I, on the other hand, tend to pretty much think out loud, every thought and feeling that comes into my perception. This has, in the past, had the consequence of him feeling guilty over one-time accidents or mistakes that he'd made, and that I'd reacted to. I still don't know how many things he's afraid to do, just because one time I freaked out about it, usually because I was in "a mood."

Over the past 5 years, we've both gravitated towards the middle. We both still have a lot of work to do, but things are a lot smoother now, and get better all the time.

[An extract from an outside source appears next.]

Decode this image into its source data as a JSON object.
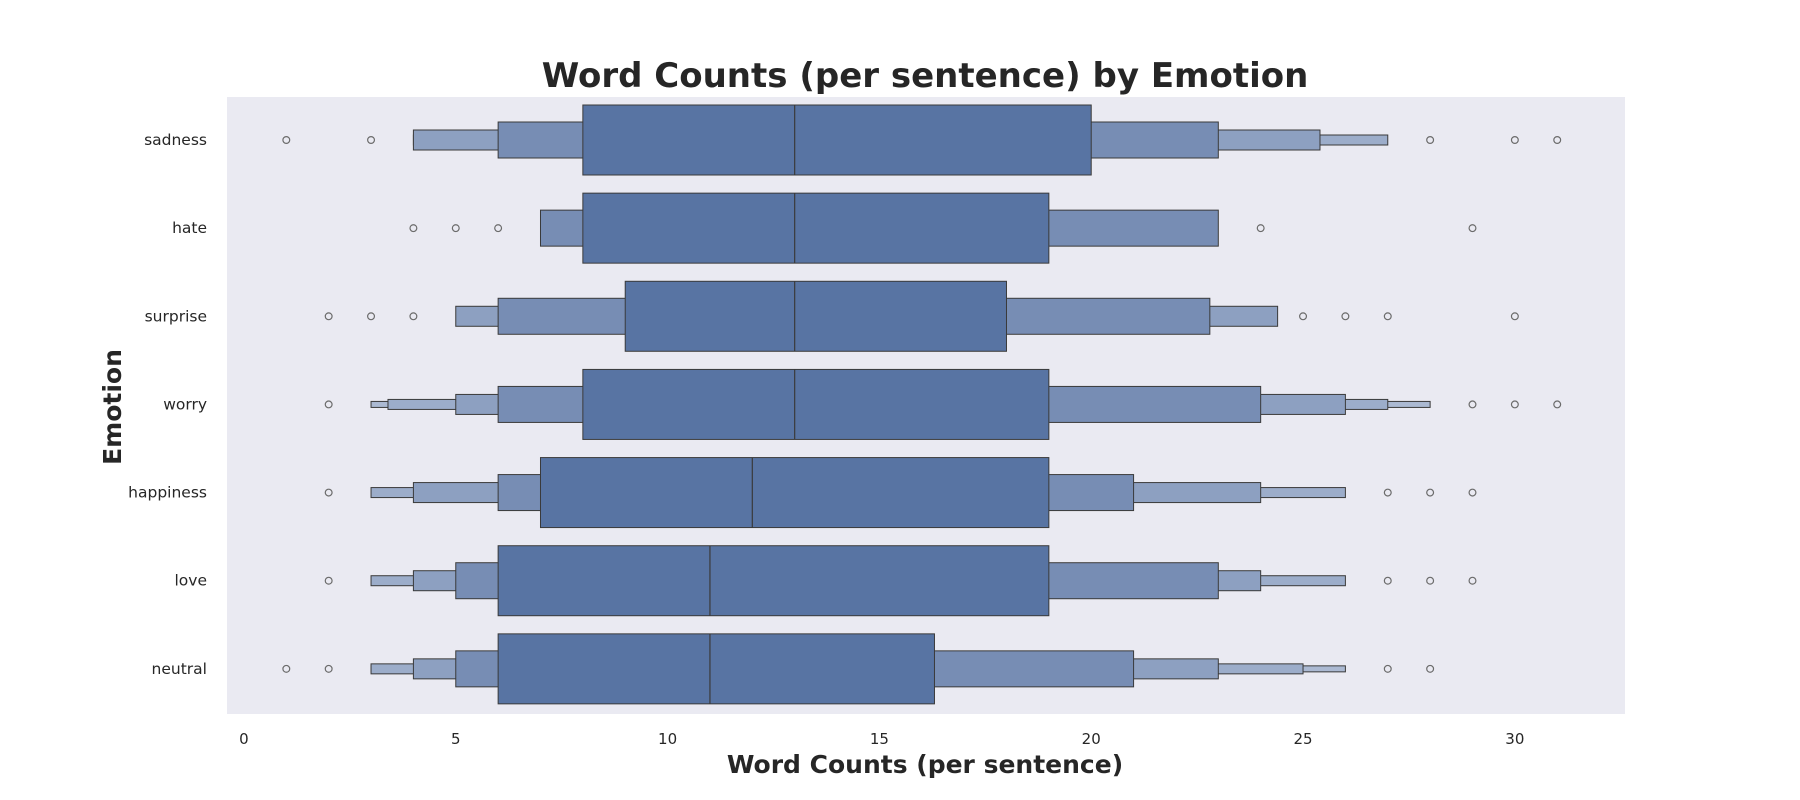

In other words, being open (I assume you mean in terms of communication) is something that takes practice for both people: It takes practice to learn to share with someone, and it takes practice to learn to allow someone to share with you.

So my question for you is: are you sure you're doing everything you can to make it safe for your wife to share her feelings? Do you ever pass judgement on her when she shares? Do you share with her as much as you could, or is there room for improvement?

I recommend telling her how you feel. Be careful with the "you've never / you always" ways to put things (i.e. "she's never been open with me"). But find a way to say that you'd like it if you and her could be more open with each other and that you're feeling a bit of envy of how she's able to be open with her boyfriend. And then practice small. Ask her to share something that won't make her too uncomfortable, receive it positively, and then share something with her. The more she sees that it's safe to share her feelings with you, the more she'll feel comfortable doing it.
 
I think you're right SC, I still do believe that there is more than NRE going on...

As I have been reflecting more on what I mean by my wife's 'openness', I think I am referring primarily to her sexual openness. For the 20 years of our sexual life I have always felt that my wife had more to give and open up to in this area. I have been wanting a deeper and more open sexual connection. I have wanted her to show more initiative, more adventure, and to be and feel the sexy person who I know she is. She wants this too!

Funnily enough, the thought of my wife falling in love with someone else and having the deep emotional connection doesn't really phase me that much. I feel at ease about this. But I have struggled most with the thought of her being really open and all the things that I have wanted her to be sexually with someone else.

I am coming to terms with it more and more and see that it may just be part of her journey. I can also see that more and more the openness is starting to come my way too...
 
thanks for this thread, i'm reading it through my heart :)

i found it so simple and heartly written that i posted it in "my" very new forum which is in italian: italy does not know -and somehow it seems "they" do not want to know about polyamory...

BTW, Polyexplorer: goooooooo!!!!!! :D
 
As I have been reflecting more on what I mean by my wife's 'openness', I think I am referring primarily to her sexual openness. For the 20 years of our sexual life I have always felt that my wife had more to give and open up to in this area. I have been wanting a deeper and more open sexual connection. I have wanted her to show more initiative, more adventure, and to be and feel the sexy person who I know she is. She wants this too!

This makes me a little bit wary. Yes, she wants this too presumably; still, it seems you may be pushing her to be something she is not comfortable with, at least with you. Why does she need to be different? Why does she need to be the one to change? If you want to be more open yourself, then be more open; somehow I have the sense that a lot is falling on her shoulders.

Also, comparisons are really dangerous. Her new partner is a different person than you; even with no differences in history they are likely to relate differently. Keep your focus on your own relationship.